Saturday, May 10, 2003

Blogging in Iran

I'd long been vaguely aware that a blogging subculture seemed to be thriving in Iran, but I hadn't forced myself to pay it more attention until recently. Now that I have, I must say that what I have seen has been very interesting. Certainly, reading the thoughts of young people from that country helps to make them less of an alien quantity - one comes to appreciate just how important it is to distinguish between the rabid, apocalyptic pronounciations of the Ayatollahs, and the real aspirations of ordinary Iranians for mundane things like intellectual and social freedom.

One thing that comes across clearly, though, is that however much one comes to feel that the young people of Iran are similar to ours in many ways, in yet other ways an unbridgeable gap remains, and is likely to remain whatever changes for the better may occur in that country. On matters like the role of America in the world, and particularly on the issue of Israel's culpability in the Palestinian issue, the general sense one gets is that young Iranians do indeed share the views of their leaders to a great extent.

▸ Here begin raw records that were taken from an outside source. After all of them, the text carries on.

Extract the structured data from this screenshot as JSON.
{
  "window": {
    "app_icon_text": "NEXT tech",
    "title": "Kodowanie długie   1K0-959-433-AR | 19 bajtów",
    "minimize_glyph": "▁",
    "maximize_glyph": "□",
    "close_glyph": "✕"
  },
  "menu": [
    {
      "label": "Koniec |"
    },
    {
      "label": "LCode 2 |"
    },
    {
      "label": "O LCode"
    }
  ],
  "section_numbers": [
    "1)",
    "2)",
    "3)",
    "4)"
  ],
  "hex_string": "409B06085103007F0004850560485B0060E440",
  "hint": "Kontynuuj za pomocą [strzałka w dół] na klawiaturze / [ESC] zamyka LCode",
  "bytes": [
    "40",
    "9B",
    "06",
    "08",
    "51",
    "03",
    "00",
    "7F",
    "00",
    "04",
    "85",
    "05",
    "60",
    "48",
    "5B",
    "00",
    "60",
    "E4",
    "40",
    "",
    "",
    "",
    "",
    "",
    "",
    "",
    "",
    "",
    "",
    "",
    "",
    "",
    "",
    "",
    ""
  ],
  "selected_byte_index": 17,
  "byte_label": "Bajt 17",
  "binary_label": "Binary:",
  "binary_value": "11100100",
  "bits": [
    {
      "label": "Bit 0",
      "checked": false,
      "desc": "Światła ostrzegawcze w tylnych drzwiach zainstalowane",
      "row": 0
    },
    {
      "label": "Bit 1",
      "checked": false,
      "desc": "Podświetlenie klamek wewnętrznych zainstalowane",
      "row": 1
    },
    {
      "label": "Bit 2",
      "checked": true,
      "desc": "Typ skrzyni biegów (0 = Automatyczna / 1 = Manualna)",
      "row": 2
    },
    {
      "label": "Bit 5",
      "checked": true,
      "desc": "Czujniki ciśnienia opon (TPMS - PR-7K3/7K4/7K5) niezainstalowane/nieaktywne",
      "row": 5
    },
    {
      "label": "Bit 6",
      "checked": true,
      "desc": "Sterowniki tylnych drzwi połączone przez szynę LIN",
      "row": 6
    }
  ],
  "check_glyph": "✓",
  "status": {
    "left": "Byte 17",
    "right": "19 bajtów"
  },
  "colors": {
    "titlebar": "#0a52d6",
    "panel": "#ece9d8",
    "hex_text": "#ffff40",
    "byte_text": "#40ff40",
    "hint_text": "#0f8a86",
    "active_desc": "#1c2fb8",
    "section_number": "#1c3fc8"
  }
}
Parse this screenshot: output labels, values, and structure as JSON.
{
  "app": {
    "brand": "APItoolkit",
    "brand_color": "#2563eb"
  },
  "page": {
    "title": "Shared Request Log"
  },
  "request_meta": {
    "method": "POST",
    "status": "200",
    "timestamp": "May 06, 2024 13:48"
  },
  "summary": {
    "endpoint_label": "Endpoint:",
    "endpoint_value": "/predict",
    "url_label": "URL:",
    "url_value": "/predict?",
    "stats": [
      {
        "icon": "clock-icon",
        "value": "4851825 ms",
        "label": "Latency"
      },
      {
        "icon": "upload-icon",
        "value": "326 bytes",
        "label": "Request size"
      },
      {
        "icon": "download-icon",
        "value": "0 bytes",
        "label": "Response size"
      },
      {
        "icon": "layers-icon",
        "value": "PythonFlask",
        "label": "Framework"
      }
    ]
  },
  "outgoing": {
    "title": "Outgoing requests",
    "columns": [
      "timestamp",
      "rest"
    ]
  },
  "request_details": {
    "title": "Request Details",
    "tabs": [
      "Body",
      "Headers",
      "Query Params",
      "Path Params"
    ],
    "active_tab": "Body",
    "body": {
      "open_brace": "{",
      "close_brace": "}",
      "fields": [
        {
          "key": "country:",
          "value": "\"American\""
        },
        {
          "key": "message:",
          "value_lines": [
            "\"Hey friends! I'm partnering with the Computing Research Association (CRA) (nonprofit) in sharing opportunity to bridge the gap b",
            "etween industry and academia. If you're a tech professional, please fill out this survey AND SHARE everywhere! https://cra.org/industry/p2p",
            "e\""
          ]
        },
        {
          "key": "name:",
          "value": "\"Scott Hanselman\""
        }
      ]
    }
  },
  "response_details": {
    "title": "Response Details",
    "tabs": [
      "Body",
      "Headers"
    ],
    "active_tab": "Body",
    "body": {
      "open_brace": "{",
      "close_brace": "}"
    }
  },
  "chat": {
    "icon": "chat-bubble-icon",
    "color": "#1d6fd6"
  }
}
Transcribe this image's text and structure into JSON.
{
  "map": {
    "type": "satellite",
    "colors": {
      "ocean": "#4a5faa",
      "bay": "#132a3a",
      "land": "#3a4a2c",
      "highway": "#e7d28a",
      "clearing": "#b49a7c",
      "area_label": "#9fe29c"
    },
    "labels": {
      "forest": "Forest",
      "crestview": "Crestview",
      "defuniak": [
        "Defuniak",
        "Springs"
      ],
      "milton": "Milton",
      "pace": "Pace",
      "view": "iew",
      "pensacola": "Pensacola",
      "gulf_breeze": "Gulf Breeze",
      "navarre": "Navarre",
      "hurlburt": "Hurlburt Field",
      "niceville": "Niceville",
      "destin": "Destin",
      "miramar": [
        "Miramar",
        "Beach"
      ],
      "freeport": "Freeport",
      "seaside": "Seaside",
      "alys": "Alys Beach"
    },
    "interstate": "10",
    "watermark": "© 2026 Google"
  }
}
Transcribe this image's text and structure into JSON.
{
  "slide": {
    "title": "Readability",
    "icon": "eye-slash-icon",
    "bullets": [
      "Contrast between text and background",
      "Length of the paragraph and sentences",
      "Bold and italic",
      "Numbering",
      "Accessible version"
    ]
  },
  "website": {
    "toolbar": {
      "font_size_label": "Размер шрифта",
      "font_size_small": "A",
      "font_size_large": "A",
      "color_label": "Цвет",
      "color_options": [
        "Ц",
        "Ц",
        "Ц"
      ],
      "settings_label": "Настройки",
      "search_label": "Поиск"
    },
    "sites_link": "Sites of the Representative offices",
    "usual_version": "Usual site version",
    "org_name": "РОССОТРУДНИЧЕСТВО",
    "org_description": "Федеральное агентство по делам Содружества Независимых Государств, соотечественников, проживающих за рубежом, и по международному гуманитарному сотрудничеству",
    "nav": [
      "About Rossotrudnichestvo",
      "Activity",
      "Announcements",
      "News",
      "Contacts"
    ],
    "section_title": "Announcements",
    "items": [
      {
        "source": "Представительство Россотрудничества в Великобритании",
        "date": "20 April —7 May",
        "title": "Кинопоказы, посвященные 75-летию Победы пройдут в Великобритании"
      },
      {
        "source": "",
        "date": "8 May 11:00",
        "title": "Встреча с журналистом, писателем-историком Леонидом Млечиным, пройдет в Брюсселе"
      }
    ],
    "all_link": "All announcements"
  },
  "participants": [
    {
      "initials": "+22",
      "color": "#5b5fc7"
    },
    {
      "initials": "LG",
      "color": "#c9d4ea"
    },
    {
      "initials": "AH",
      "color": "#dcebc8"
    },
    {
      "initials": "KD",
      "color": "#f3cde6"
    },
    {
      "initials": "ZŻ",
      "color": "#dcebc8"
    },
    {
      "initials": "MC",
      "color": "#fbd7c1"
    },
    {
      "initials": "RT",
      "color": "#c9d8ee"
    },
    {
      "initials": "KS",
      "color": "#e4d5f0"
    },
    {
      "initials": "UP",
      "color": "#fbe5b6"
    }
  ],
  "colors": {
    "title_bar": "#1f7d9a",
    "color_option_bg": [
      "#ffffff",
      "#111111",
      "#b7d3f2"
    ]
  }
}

Alongside the admiration for American culture and technology, there is also a deepseated distrust of American intentions, even when these might seem to unbiased observers to be entirely benign. To a certain extent this attitude is understandable, given the history of Western interference in Iran's internal affairs, usually to the detriment of the country's people. Nevertheless, to empathize is not to justify, and such attitudes are often a great hindrance to those who hold them.

I intend to add a few links to some Iranian bloggers in the near future. One thing I must say I find odd though: with the exception of Salam Pax, there seem to be no Arab bloggers of any note to be found. Doing a Google Search turns up nothing but a single comment, while a variant search comes up with absolutely nothing. Why are there so many Iranian bloggers and so few Arab ones? Is it something political? If so, why aren't any Arabs living abroad involved, in the same manner that Iranian expatriates are? Is there some subtle cultural reason behind the difference?